In a recent post Chris Kranky on the need “to move on” and the need for expediency in wrapping up the first iteration of the API. Personally I would have benefited if the first iteration had been a low level spec. For I could have easily ported a custom Java applet. But given the passage of time, it is more important that there is an agreed standard. But this point is not the objective of this post. Instead I would like to focus on another of his points:

[WebRTC] wasn’t designed to be federated (namely that 2 WebRTC applications aren’t in fact supposed to talk to each other.

He makes this observation to explain the motivation for seeking low level control. My quibble is not with this explanation, but I want to take this sentence in isolation, interpret it literally and discuss it. (It is not fair to Chris, but I am just using his sentence as a prop. So it should be OK with him.)
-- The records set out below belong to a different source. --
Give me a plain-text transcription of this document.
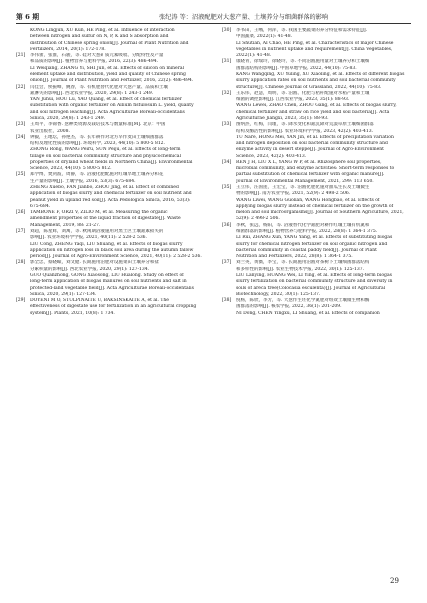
第 6 期	张纪涛 等：沼液配肥对大葱产量、土壤养分与细菌群落的影响
KONG Lingjun, XU Kun, HE Ping, et al. Influence of interaction
between nitrogen and sulfur on N, P, K and S absorption and
distribution of Chinese spring onion[J]. Journal of Plant Nutrition and
Fertilizers, 2014, 20(1): 172-178.
[21]	李伟蕾，张淮，石骏，等. 硅对大葱矿质元素吸收、分配特性及产量
和品质的影响[J]. 植物营养与肥料学报, 2016, 22(3): 486-494.
LI Weiqiang, ZHANG Yi, SHI Jun, et al. Effects of silicon on mineral
element uptake and distribution, yield and quality of Chinese spring
onion[J]. Journal of Plant Nutrition and Fertilizer, 2016, 22(2): 486-494.
[22]	闫佳会，侯振峰，姚春，等. 有机肥替代化肥对大葱产量、品质和土壤
氮淋失的影响[J]. 西北农业学报, 2020, 29(8): 1 243-1 249.
YAN Juhui, HOU Lu, YAO Quang, et al. Effect of chemical fertilizer
substitution with organic fertilizer on Allium fistulosum L. yield, quality
and soil nitrogen leaching[J]. Acta Agriculturae Boreali-occidentalis
Sinica, 2020, 29(8): 1 243-1 249.
[23]	王周平，李锦香. 葱种类资源及栽培技术与数量标准[M]. 北京：中国
农业出版社，2008.
[24]	钟毅，王地坛，孙艳杰，等. 长年耕作对北方早作麦田土壤细菌群落
结构及理化性质的影响[J]. 环境科学, 2023, 44(10): 5 800-5 812.
ZHONG Rong, WANG Peiru, SUN Peiju, et al. Effects of long-term
tillage on soil bacterial community structure and physicochemical
properties of dryland wheat fields in Northern China[J]. Environmental
Science, 2023, 44(10): 5 800-5 812.
[25]	郑学博，樊剑波，周静，等. 沼液化肥配施对红壤旱地土壤养分和花
生产量的影响[J]. 土壤学报, 2016, 53(3): 675-684.
ZHENG Xuebo, FAN Jianbo, ZHOU Jing, et al. Effect of combined
application of biogas slurry and chemical fertilizer on soil nutrient and
peanut yield in upland red soil[J]. Acta Pedologica Sinica, 2016, 53(3):
675-684.
[26]	TAMBONE F, ORZI V, ZILIO M, et al. Measuring the organic
amendment properties of the liquid fraction of digestate[J]. Waste
Management, 2019, 88: 21-27.
[27]	刘超，陈星辉，刘寓，等. 秋闲期沼液施用对黑土区土壤氮素损失的
影响[J]. 农业环境科学学报, 2021, 40(11): 2 528-2 536.
LIU Cong, ZHENG Yaqi, LIU Shuang, et al. Effects of biogas slurry
application on nitrogen loss in black soil area during the autumn fallow
period[J]. Journal of Agro-Environment Science, 2021, 40(11): 2 528-2 536.
[28]	郭全忠，蔡晓嵘，刘文健. 长期施用沼肥对设施菜田土壤养分和盐
分累积量的影响[J]. 西北农业学报, 2020, 29(1): 127-134.
GUO Quanzhong, GONG Xiaosong, LIU Hualong. Study on effect of
long-term application of biogas manures on soil nutrients and salt in
protected-land vegetable field[J]. Acta Agriculturae Boreali-occidentalis
Sinica, 2020, 29(1): 127-134.
[29]	DOYENI M O, STULPINAITE U, BAKSINSKAITE A, et al. The
effectiveness of digestate use for fertilization in an agricultural cropping
system[J]. Plants, 2021, 10(8): 1 734.
[30]	李书田，王峨，何萍，等. 我国主要蔬菜的养分特征和需求特征[J].
中国蔬菜, 2022(1): 41-48.
LI Shutian, AI Chao, HE Ping, et al. Characteristics of major Chinese
vegetables in nutrient uptake and requirement[J]. China Vegetables,
2022(1): 41-48.
[31]	康晓青，徐瑞玲，徐晓玲，等. 不同沼液施用量对土壤养分和土壤细
菌群落结构的影响[J]. 中国草地学报, 2022, 44(10): 75-83.
KANG Wangqing, XU Yuling, XU Xiaoling, et al. Effects of different biogas
slurry application rates on soil nutrients and soil bacterial community
structure[J]. Chinese Journal of Grassland, 2022, 44(10): 75-83.
[32]	王乐伟，赵慧，周明，等. 沼液、化肥与秸秆配施对水稻产量和土壤
细菌的调控影响[J]. 江西农业学报, 2023, 35(1): 88-93.
WANG Lewei, ZHAO Chen, ZHOU Gang, et al. Effects of biogas slurry,
chemical fertilizer and straw on rice yield and soil bacteria[J]. Acta
Agriculturae Jiangxi, 2023, 35(1): 88-93.
[33]	图纳热，红梅，闫瑾，等. 降水变化和氮沉降对荒漠草原土壤细菌群落
结构及酶活性的影响[J]. 农业环境科学学报, 2023, 42(2): 403-413.
TU Nare, HONG Mei, YAN Jin, et al. Effects of precipitation variation
and nitrogen deposition on soil bacterial community structure and
enzyme activity in desert steppe[J]. Journal of Agro-Environment
Science, 2023, 42(2): 403-413.
[34]	REN J H, LIU X L, YANG W P, et al. Rhizosphere soil properties,
microbial community, and enzyme activities: Short-term responses to
partial substitution of chemical fertilizer with organic manure[J].
Journal of Environmental Management, 2021, 299: 113 650.
[35]	王立伟，汪国莲，王宏宝，等. 沼液化肥化施对甜瓜生长及土壤微生
物的影响[J]. 南方农业学报, 2021, 52(9): 2 498-2 506.
WANG Liwei, WANG Guolian, WANG Hongbao, et al. Effects of
applying biogas slurry instead of chemical fertilizer on the growth of
melon and soil microorganisms[J]. Journal of Southern Agriculture, 2021,
52(9): 2 498-2 506.
[36]	李秋，张远，杨阳，等. 沼液替代化学氮肥对耕作红壤土壤有机氮和
细菌群落的影响[J]. 植物营养与肥料学报, 2022, 28(8): 1 364-1 375.
LI Rui, ZHANG Xun, YANG Yang, et al. Effects of substituting biogas
slurry for chemical nitrogen fertilizer on soil organic nitrogen and
bacterial community in coastal paddy field[J]. Journal of Plant
Nutrition and Fertilizers, 2022, 28(8): 1 364-1 375.
[37]	刘兰英，黄薇，李宝，等. 长期施用沼液对茶树下土壤细菌群落结构
和多样性的影响[J]. 农业生物技术学报, 2022, 30(1): 125-137.
LIU Lanying, HUANG Wei, LI Ying, et al. Effects of long-term biogas
slurry fertilization on bacterial community structure and diversity in
soils of areca tree(Colocasia esculenta)[J]. Journal of Agricultural
Biotechnology, 2022, 30(1): 125-137.
[38]	倪杨，陈欣，李芳，等. 大葱作生坯化学氮肥对组效土壤微生物和酶
菌群落的影响[J]. 核农学报, 2022, 36(1): 201-209.
NI Dong, CHEN Yingxu, LI Shuang, et al. Effects of companion
29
In my interpretation, if WebRTC is not designed to be federated, then there is some deficiency and need to be addressed. If not immediately, but at some future time. But with WebRTC construct there is no need for federation. Let me explain.

Following are four main reasons why we need federation and how WebRTC handles them without requiring federation:

  1. Reachability information is not widely held, except for some selected nodes in both the systems.
    • Since WebRC address is HTTP URI, the originator’s service provider or system is not needed. The originator can directly access the destination’s system. Indeed, it is not required that the originator be part of any service provider or system.
  2. Communication between the systems may need mediation to handle incompatibilities.
    • Since the app server dynamically downloads the signaling procedures, there are no incomptibility issues on the signaling plane. I further assume that MTI codecs remove incompatibility between the browsers. In any event, any such incompatibility can be solved w/o the two systems federating.
  3. Identification and authentication of external nodes need to be mediated.
    • Since the whole construct is built on HTTP, any of the third party verification systems can be used to identify and authenticate the end-points. In this respect there is a need for federation, which is much less stringent requirement and can be easily waived by the end points depending on the use case.
  4. Since the external systems may not be trustworthy, the local system need to protect its users.
    • WebRTC has builtin security systems to protect the end nodes from malware apps. Specifically, the browser ensures that a rogue app can not assume control of the end node.

In my opinion the fact that WebRTC does away with federation is one of the important benefits and why it is going to disrupt communications industry.